Cada persona actuó según sus posibilidades.
Por ejemplo, Machado, aviejado y enfermo, deseaba que su pluma de poeta
equivaliese a la pistola del general Enrique Líster, para combatir a los
rebeldes, y con ella le dedicó un excelente poema. La pluma de Ernestina no
quiso cantar a los generales leales, ni las acciones heroicas realizadas por
los milicianos. Se alegraba al conocerlas, y confiaba en el triunfo popular,
desde luego, pero su pluma se mojaba en los acontecimientos cotidianos, que
eran trágicos en esos días.
Cuidaba a los niños abandonados, y escribía
sobre los niños asesinados por la barbarie fascista. Atendía a los heridos y
contaba sus dolores. Sabía que tras los generales leales, ensalzados en los
noticiarios como consecuencia de una acción victoriosa, se alineaban los
muchachos anónimos, obreros, pescadores y campesinos, que acudieron voluntarios
a defender la libertad alcanzada en su patria, y les dedicaba sus versos.
Siguió las consideraciones anotadas por Azaña en su diario el 22 de junio de
1937, después de recibir a la redacción de Hora
de España precisamente, en el cuaderno “La Pobleta, 1937”, incluido en el
sexto volumen de sus Obras completas editadas
por el Centro de Estudios Políticos y Constitucionales en 2007, en la página
345:
Me parece corto, escaso, el impulso que
lleva, más o menos a sabiendas, a cantar
el heroísmo. La guerra no se compone toda de heroísmo, ni principalmente.

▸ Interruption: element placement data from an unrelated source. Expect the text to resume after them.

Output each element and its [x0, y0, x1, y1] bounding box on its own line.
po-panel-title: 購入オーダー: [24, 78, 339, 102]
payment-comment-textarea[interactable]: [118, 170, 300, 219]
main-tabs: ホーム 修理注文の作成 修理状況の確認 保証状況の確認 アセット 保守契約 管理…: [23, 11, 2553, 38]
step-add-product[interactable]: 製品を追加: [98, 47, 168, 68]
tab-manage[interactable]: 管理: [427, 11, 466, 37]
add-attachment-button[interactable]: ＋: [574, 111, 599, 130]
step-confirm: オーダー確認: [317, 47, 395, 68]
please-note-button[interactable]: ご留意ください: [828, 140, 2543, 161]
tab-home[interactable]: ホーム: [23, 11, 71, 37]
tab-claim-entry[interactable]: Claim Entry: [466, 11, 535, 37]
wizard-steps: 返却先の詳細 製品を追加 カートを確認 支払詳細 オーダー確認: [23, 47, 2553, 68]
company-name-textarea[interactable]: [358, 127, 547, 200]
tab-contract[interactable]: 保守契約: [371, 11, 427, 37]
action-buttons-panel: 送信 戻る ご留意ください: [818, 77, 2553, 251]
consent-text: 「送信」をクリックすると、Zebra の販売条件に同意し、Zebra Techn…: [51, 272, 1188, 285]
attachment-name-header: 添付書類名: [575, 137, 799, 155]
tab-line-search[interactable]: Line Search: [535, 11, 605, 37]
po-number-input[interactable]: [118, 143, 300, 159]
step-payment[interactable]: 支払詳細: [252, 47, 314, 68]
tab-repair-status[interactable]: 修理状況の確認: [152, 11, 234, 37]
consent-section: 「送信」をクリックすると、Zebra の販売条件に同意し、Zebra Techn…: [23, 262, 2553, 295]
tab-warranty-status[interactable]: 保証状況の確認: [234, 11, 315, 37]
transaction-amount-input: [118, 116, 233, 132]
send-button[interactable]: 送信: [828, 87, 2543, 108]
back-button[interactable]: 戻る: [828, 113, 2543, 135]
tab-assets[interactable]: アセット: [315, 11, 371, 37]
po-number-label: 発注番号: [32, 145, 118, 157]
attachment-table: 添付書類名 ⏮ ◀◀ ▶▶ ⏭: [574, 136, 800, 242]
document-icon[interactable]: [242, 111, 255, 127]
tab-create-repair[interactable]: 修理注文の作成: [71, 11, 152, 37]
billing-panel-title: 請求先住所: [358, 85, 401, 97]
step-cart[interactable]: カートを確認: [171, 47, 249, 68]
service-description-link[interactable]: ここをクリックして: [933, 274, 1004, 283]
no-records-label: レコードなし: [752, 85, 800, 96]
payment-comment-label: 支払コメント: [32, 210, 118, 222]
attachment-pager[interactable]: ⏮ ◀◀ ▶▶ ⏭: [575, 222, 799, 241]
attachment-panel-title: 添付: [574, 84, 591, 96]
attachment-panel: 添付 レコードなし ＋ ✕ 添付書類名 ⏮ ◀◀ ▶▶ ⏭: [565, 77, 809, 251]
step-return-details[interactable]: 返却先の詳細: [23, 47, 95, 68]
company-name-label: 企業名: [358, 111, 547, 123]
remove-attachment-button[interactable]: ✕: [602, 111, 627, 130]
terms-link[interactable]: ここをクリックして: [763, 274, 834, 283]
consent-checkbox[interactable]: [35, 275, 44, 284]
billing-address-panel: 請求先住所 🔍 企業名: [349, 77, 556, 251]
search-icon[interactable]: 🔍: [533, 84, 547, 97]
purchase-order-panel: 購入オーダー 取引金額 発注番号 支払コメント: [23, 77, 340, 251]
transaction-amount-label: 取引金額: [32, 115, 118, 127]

Habría que mostrar, con la evidencia comunicativa de lo poético, el sufrimiento
humano, dentro del cuadro grandioso y terrible de la guerra; el eterno
sufrimiento del hombre, aherrojado por su destino implacable.
Es lo que hizo exactamente Ernestina en sus
poemas compuestos durante la guerra: mostró en verso el sufrimiento humano. Su
pluma valió como una pistola de capitán, igual que la de Machado y la de todos
los poetas leales. Cada uno de ellos estuvo en su puesto sin dudar, por
conciencia del deber, según decía Ernestina, frente a los que traicionaron a su
patria, a su condición y a su palabra.
Fieles hasta el final, Ernestina y Juan José
Domenchina cruzaron la frontera francesa en febrero de 1939, compartiendo el
éxodo de soldados, mujeres, niños y ancianos, para evitar las sangrientas
represalias de los vencedores. Se instalaron inicialmente en Toulouse, donde
sufrieron tres meses de privaciones y miseria, hasta que lograron embarcar para
México, gracias a la recomendación de don Manuel Azaña, que seguía manteniendo
correspondencia con su antiguo secretario. La rebelión de los militares monárquicos
destruyó la felicidad del pueblo español, hundiéndolo en la noche más negra de
su historia. Es cierto que dio lugar a una espléndida poesía, pero eso no puede
compensar las muertes, el exilo y la cárcel que originó.